I have seen this in a university setting, where the ideas of equality and justice are accepted as everyone's birthrights. Professors who strive to be fair, non-racist, evolved beings, gay men who try the same thing, but at some point,one can see through the pretense -- conscious or otherwise. They delude themselves into thinking that they are  highly enlightened regarding the race issue, just because they are afraid to be mean to the black students,  or because they are in the field of arts and humanities, or because they are outside the mainstream as they are not heterosexual.
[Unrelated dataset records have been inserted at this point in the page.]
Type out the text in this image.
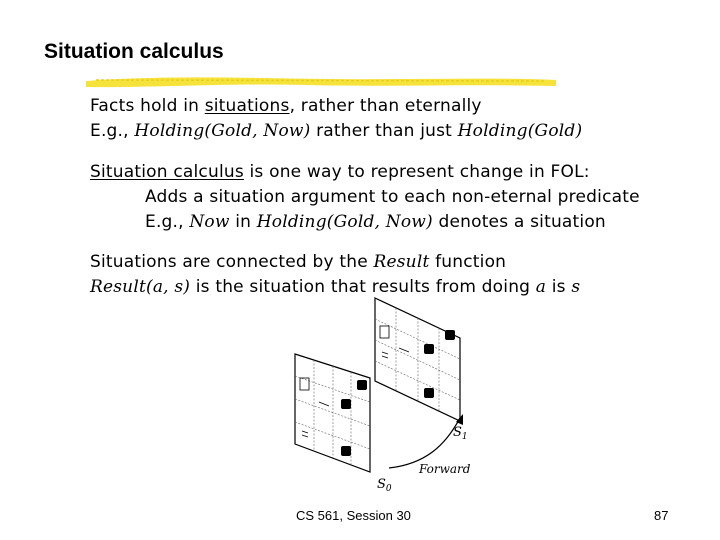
Situation calculus
Facts hold in situations, rather than eternally
E.g., Holding(Gold, Now) rather than just Holding(Gold)
Situation calculus is one way to represent change in FOL:
Adds a situation argument to each non-eternal predicate
E.g., Now in Holding(Gold, Now) denotes a situation
Situations are connected by the Result function
Result(a, s) is the situation that results from doing a is s
$S_1$
Forward
$S_0$
CS 561, Session 30	87
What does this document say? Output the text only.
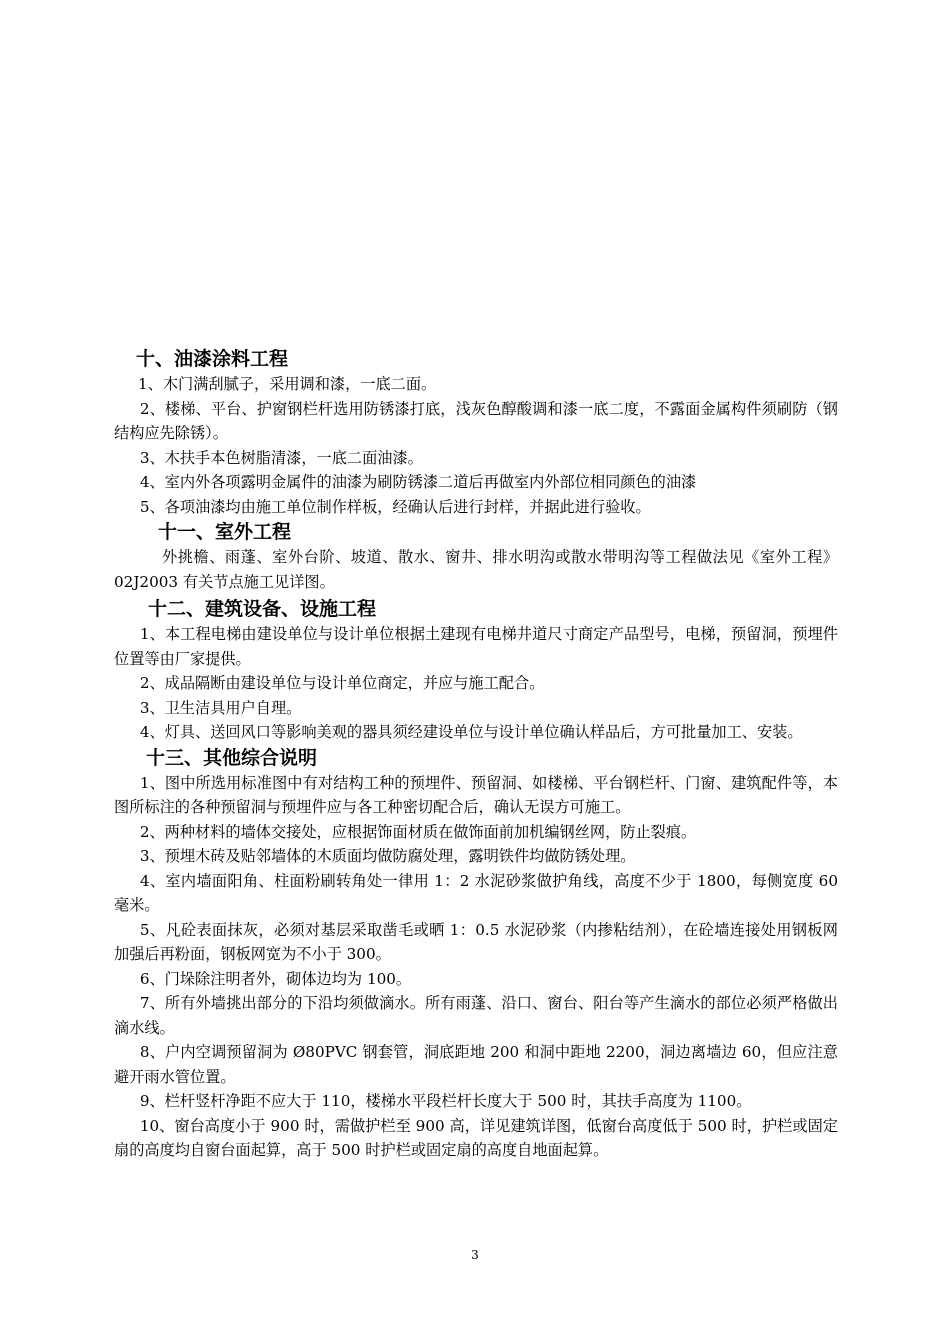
十、油漆涂料工程

1、木门满刮腻子，采用调和漆，一底二面。

2、楼梯、平台、护窗钢栏杆选用防锈漆打底，浅灰色醇酸调和漆一底二度，不露面金属构件须刷防（钢结构应先除锈）。

3、木扶手本色树脂清漆，一底二面油漆。

4、室内外各项露明金属件的油漆为刷防锈漆二道后再做室内外部位相同颜色的油漆

5、各项油漆均由施工单位制作样板，经确认后进行封样，并据此进行验收。

十一、室外工程

外挑檐、雨蓬、室外台阶、坡道、散水、窗井、排水明沟或散水带明沟等工程做法见《室外工程》02J2003 有关节点施工见详图。

十二、建筑设备、设施工程

1、本工程电梯由建设单位与设计单位根据土建现有电梯井道尺寸商定产品型号，电梯，预留洞，预埋件位置等由厂家提供。

2、成品隔断由建设单位与设计单位商定，并应与施工配合。

3、卫生洁具用户自理。

4、灯具、送回风口等影响美观的器具须经建设单位与设计单位确认样品后，方可批量加工、安装。

十三、其他综合说明

1、图中所选用标准图中有对结构工种的预埋件、预留洞、如楼梯、平台钢栏杆、门窗、建筑配件等，本图所标注的各种预留洞与预埋件应与各工种密切配合后，确认无误方可施工。

2、两种材料的墙体交接处，应根据饰面材质在做饰面前加机编钢丝网，防止裂痕。

3、预埋木砖及贴邻墙体的木质面均做防腐处理，露明铁件均做防锈处理。

4、室内墙面阳角、柱面粉刷转角处一律用 1：2 水泥砂浆做护角线，高度不少于 1800，每侧宽度 60 毫米。

5、凡砼表面抹灰，必须对基层采取凿毛或晒 1：0.5 水泥砂浆（内掺粘结剂），在砼墙连接处用钢板网加强后再粉面，钢板网宽为不小于 300。

6、门垛除注明者外，砌体边均为 100。

7、所有外墙挑出部分的下沿均须做滴水。所有雨蓬、沿口、窗台、阳台等产生滴水的部位必须严格做出滴水线。

8、户内空调预留洞为 Ø80PVC 钢套管，洞底距地 200 和洞中距地 2200，洞边离墙边 60，但应注意避开雨水管位置。

9、栏杆竖杆净距不应大于 110，楼梯水平段栏杆长度大于 500 时，其扶手高度为 1100。

10、窗台高度小于 900 时，需做护栏至 900 高，详见建筑详图，低窗台高度低于 500 时，护栏或固定扇的高度均自窗台面起算，高于 500 时护栏或固定扇的高度自地面起算。

3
But that doesn't naturally make them non-racists.

Now, there is a white man who acknowledges this uncomfortable truth in his writings. Henning Mankell. That is just one thing, and one very important thing -- that makes him better and different from all other great white writers or scholars, in my eyes. and he is an Aquarian too! :)



PS : A variation of this covert racism is parallelled in the area of sexism. Thus we see even educated men stoop to harping on annoyingly inane jokes that make use of outdated notions about women's nature. That there are men who find such types of jokes even remotely intelligent or  funny, in this age, is unbelievable. The basic reason here too is the contempt that they hold in their heart of hearts for women, underneath all that pretense of respect and honor.And also the fear that women are getting ahead, that tradition and mores made by men may not be able to keep women suppressed for much longer.